Он, не спеша, выбрал коробку, пробежав пальцем по наклеенным на них номеркам, вырезанных из чисел календаря, заправил в стоячий динозавр пленку, покопался во внутренностях, соединил-замкнул-щелкнул, и комната мягко вздохнула — на колонках выпрямились диффузоры, пошел высококачественный шип, иголка на записи скользнула, проехала немного по бороздкам, и, наконец, бархатно вступил саксофон.

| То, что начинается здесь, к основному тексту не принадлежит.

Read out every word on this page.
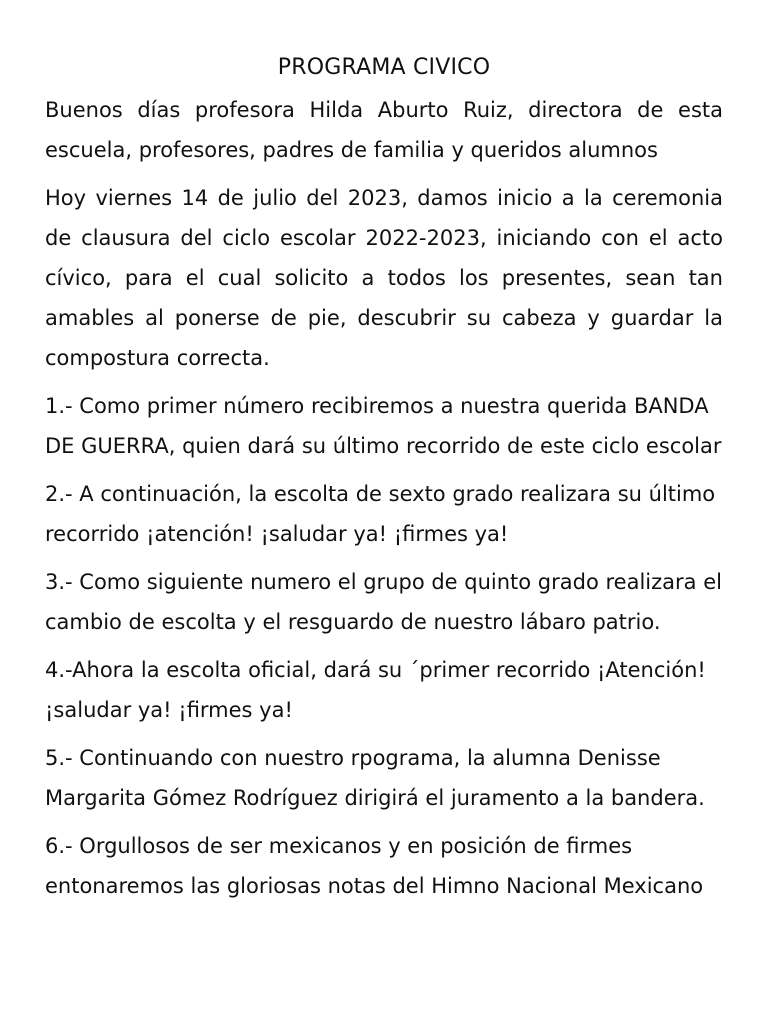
PROGRAMA CIVICO

Buenos días profesora Hilda Aburto Ruiz, directora de esta escuela, profesores, padres de familia y queridos alumnos

Hoy viernes 14 de julio del 2023, damos inicio a la ceremonia de clausura del ciclo escolar 2022-2023, iniciando con el acto cívico, para el cual solicito a todos los presentes, sean tan amables al ponerse de pie, descubrir su cabeza y guardar la compostura correcta.

1.- Como primer número recibiremos a nuestra querida BANDA DE GUERRA, quien dará su último recorrido de este ciclo escolar

2.- A continuación, la escolta de sexto grado realizara su último recorrido ¡atención! ¡saludar ya! ¡firmes ya!

3.- Como siguiente numero el grupo de quinto grado realizara el cambio de escolta y el resguardo de nuestro lábaro patrio.

4.-Ahora la escolta oficial, dará su ´primer recorrido ¡Atención! ¡saludar ya! ¡firmes ya!

5.- Continuando con nuestro rpograma, la alumna Denisse Margarita Gómez Rodríguez dirigirá el juramento a la bandera.

6.- Orgullosos de ser mexicanos y en posición de firmes entonaremos las gloriosas notas del Himno Nacional Mexicano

— Джерри Малиган[52], — предупредил Маныч вопросы, раздувая у печки самовар.
— А красиво, смотри.
— Через многое чувак прошел, чтобы выжить — ответил Маныч. — Как один умный человек сказал: не музыка, а наивный трепет чувственной души.
— У тебя как в девятнадцатом веке. У учителя гимназии. Книги. Самовар.
— Артух, книжки можно посмотреть?
— Нежелательно.
— А почитать что-нибудь дашь?
— Дашь на дашь.
— О, — поднял палец Лёлик, прислушиваясь, — смотри как запел.
— Самовар, что ли?
— Приходите, тараканы, я вас чаем напою.
— Так чего, слушай, чай? Какая песня без баяна? Давайте в гастроном сгоняем, давеча «Токай» стоял.
— И четушки были.
— С четушки всё и начинается, — вздохнул Лёлик.
— Чего ты, как целочка!
— Я тоже что-то, — поморщился Минька. — Вечером голова беременная будет, а тут еще на работу тащиться.
— Какую-то лажу порете, я вас не пойму. Короче!
— Токайского? — неуверенно спросил Минька. — Будя одну. И абзац.
— Зарекалася ворона говно клевать, — сказал Лёлик, не обращаясь ни к кому.
— А чего ты электрический чайник не купишь? — спросил я.
— И сами мы неискренние и чайник у нас электрический, — ввернул Лёлик.
— Деды с медным жили? И мы проживем. Зарядит через этот… проводник… всякой дурью плюс на минус, а потом скачи попусту целый день сивкой-буркой.
Минька скорчил рожу. Крутанул пальцем у виска.
— Не выкручивай. Последнее выкрутишь, — заметил Маныч его ужимки.
— Так кто пойдет? На спичках?
— Не надо, Миня. Я буду делать.
— Не боись, Лёля. За нами не заржавеет.
Ну, кто пролетел? Ясно кто. Минька спички ломал.
— Ногами не шаркай! Митулем! — напутствие дали.
До гастронома дворами один миг.
Ждем-пождём — нету Лёлика. Двадцать минут нет, тридцать, сорок. Куда ушел? на Дальний Восток что-ли?
Час прошел!
Является. Пустой.
— И что?
— Да стою-стою, очередюга такая, как в Мавзолей, а тут хмырь какой-то без очереди пролез. Она ему пузырь дала, все возбухать стали, а эта манда встала, продавщица, в позу, и говорит: «А может он меня ебёт?» — с таким выебоном. Все и заткнулись. А я, дура, надо язык высунуть, возьми и ляпни: «Логично». «А ты чего в робе стоишь? — мне, значит, говорит, — вали отсюда! В рабочей одежде не отпускаю». Я — бэ-мэ, не дала и пиздец: «Я тебе уже сказала!»
— «Бэ-мэ». Тенето!
— Ты, Лёля, где-то боевой, а где как в штаны наклал. Попросить никого не мог что ли?
— Да там потом наперло ханыжья — время-то к обеду, — давка, свернули у нее прилавок. Она как заорёт! У меня аж ноги подкосились. Вскочила на стол и шваброй грязной по харям, по харям. И закрыла и всё. Повесила «санитарный день».
— И что теперь?
— Постояли, поматюгались и разошлись.
Мудак, одно слово. Хуй нерусского царя. Теперь за плотинку топай, в центра. Пошли вдвоем — доверия больше нет.